I have multiple, different stat blocks, young Skywalker,
but I'll happily electrify your ass with any one of them.
Although there is nothing inherently wrong with having to adjust, even ret-con, the occasional stat block, the idea that even the villains needed a few chances to "get it right" said something about the potential complexity of the system. I could almost here the player upset on discovering that an important boss has multiple game statistics. "But, last week he couldn't do that!"

This was even more apparent with the "power creep" that often appears in Dungeons & Dragons. Later content, such as classes and monsters, would be more powerful than earlier classes. Sometimes done to "balance things out" while other times done just to make new features interesting, the net result was that things introduced later would have a higher power level than earlier options. This could lead to new features, feats, or Prestige Classes meant to balance out the problems. The net result was a slow escalation, leaving early sourcebook options relatively unimpressive in later years. "Oh, you're a standard Fighter?
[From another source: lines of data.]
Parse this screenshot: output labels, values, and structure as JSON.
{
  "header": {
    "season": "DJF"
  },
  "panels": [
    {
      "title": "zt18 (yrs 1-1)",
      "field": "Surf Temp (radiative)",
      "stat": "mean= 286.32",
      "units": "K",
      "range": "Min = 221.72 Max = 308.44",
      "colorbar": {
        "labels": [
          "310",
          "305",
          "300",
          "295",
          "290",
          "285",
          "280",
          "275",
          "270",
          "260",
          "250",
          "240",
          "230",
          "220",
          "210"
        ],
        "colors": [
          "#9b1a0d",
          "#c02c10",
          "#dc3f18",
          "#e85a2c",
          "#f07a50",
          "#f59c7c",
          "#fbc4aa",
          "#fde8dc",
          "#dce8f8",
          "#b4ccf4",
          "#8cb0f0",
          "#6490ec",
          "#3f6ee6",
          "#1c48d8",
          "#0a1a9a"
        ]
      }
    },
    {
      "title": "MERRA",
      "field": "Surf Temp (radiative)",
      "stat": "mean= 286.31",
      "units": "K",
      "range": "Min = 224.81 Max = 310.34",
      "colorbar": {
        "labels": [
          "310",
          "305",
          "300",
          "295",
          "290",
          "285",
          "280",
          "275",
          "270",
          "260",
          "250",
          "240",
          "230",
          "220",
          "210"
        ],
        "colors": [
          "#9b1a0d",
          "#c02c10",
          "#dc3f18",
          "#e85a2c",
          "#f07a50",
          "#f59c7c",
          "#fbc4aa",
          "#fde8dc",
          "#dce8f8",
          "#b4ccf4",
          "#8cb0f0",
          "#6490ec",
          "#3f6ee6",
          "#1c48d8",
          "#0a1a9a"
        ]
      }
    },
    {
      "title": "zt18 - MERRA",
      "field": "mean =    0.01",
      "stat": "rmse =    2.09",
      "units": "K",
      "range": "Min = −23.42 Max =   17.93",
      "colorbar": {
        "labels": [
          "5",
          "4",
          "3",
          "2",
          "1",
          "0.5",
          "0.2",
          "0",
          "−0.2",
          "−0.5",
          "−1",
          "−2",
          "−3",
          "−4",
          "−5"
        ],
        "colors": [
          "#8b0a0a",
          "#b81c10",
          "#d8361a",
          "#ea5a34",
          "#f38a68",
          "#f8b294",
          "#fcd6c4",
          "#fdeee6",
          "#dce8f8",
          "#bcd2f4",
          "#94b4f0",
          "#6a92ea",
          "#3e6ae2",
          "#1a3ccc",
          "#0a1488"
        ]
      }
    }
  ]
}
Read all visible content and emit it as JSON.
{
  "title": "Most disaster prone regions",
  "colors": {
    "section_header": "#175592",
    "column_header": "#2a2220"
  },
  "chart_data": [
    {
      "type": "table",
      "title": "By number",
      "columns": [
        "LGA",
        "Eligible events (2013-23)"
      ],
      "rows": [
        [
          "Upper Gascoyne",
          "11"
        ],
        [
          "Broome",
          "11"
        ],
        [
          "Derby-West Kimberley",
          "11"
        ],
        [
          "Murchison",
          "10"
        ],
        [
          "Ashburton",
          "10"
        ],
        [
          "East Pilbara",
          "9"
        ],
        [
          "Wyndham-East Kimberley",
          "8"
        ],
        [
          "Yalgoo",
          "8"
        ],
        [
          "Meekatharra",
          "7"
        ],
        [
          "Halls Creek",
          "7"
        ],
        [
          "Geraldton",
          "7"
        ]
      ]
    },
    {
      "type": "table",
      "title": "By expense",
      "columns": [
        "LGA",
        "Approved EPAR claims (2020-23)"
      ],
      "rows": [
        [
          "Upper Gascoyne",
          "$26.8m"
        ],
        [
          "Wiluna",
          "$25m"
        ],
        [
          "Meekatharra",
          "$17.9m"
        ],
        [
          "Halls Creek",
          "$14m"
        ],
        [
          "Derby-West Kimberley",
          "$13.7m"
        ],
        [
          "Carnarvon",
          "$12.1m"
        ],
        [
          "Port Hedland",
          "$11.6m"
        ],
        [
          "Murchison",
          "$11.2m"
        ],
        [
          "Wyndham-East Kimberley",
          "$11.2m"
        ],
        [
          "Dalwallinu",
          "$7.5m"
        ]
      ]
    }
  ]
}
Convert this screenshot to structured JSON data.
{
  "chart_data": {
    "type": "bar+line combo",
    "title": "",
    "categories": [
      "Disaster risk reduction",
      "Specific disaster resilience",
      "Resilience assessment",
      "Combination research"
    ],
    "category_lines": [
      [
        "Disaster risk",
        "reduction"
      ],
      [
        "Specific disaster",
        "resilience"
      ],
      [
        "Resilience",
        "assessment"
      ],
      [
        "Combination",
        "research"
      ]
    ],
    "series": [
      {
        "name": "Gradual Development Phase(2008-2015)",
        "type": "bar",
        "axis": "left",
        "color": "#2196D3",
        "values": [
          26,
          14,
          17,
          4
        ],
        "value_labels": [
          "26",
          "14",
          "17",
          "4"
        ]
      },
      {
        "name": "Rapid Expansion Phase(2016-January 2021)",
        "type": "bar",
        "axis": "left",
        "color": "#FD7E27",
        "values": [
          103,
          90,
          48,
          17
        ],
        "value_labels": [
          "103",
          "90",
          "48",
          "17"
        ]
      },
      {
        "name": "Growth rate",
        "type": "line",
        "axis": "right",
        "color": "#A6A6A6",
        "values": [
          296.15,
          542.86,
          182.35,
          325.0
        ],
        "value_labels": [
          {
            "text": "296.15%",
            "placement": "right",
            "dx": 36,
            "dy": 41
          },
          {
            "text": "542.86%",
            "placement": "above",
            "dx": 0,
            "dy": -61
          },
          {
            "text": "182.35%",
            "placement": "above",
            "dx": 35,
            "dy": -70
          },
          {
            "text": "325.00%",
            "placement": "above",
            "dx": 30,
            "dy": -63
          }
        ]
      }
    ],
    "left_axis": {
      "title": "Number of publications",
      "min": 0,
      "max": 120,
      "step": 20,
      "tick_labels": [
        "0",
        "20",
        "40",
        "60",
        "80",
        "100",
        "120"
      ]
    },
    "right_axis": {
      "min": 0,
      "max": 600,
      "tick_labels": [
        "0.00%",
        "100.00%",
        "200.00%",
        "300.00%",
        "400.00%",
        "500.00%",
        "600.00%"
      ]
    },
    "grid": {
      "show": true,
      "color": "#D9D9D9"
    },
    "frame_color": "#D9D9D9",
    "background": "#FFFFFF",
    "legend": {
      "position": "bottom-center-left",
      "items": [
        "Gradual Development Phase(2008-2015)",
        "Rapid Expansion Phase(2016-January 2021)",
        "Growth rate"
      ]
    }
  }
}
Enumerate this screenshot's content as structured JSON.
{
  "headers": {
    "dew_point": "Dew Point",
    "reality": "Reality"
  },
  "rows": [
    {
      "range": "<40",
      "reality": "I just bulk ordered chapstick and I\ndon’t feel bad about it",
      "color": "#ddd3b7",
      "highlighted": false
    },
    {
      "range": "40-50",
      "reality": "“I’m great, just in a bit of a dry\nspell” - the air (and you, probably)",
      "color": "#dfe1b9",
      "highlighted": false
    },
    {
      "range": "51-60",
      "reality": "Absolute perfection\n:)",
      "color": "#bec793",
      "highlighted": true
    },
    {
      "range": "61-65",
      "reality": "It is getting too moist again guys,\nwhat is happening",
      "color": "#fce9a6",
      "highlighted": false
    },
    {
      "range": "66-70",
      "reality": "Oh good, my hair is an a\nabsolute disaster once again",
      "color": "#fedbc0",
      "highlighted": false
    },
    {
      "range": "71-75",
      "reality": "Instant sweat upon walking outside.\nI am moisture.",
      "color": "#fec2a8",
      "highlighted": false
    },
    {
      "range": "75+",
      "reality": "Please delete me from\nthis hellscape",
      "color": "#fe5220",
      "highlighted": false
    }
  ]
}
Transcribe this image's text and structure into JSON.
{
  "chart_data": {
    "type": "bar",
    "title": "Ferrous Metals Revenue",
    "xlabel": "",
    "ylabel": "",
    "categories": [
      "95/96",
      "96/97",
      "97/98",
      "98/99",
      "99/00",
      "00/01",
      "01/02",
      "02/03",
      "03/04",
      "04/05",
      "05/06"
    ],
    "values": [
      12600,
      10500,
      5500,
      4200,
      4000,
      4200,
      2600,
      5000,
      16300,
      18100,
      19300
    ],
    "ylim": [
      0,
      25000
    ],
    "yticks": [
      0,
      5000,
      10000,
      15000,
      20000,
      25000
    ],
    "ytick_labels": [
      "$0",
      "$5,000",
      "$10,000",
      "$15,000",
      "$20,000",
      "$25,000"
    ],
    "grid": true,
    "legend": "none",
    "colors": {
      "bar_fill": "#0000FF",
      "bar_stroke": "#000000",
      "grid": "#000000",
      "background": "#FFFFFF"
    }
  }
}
I'm glad you think that still works for you!" Eventually, the iconic heroes and villains featured in early sourcebooks would have to be replaced by a more powerful version to keep up. It is no wonder that only four or so years into the game they felt the need to release an updated rulebook, version 3.5, to blank the slate.

The Third Edition of Dungeons & Dragons brought a lot of interesting ideas to the table, at least with respect to the Dungeons & Dragons game. A more flexible and robust system let players make characters that felt more like the character they wanted while giving them unique or interesting abilities to distinguish them from every other character out there. Unfortunately, having too many options or unnecessarily repetitious options weakened the impact of the system. Overly specific character classes did not mesh well with extremely general ones, leading to peculiar results. Further, having identifiably bad options or, in the worse case, secretly bad options, undermined the strengths of the system. Finally, the slow progression in supplements of raising the power level tended to make earlier options less impressive, sometimes even relegating them to obscurity. In the end, it opened a lot of interesting doors in the world of Dungeons & Dragons and class-based RPG systems, but it leaves open a lot of strangeness that should really have been better resolved.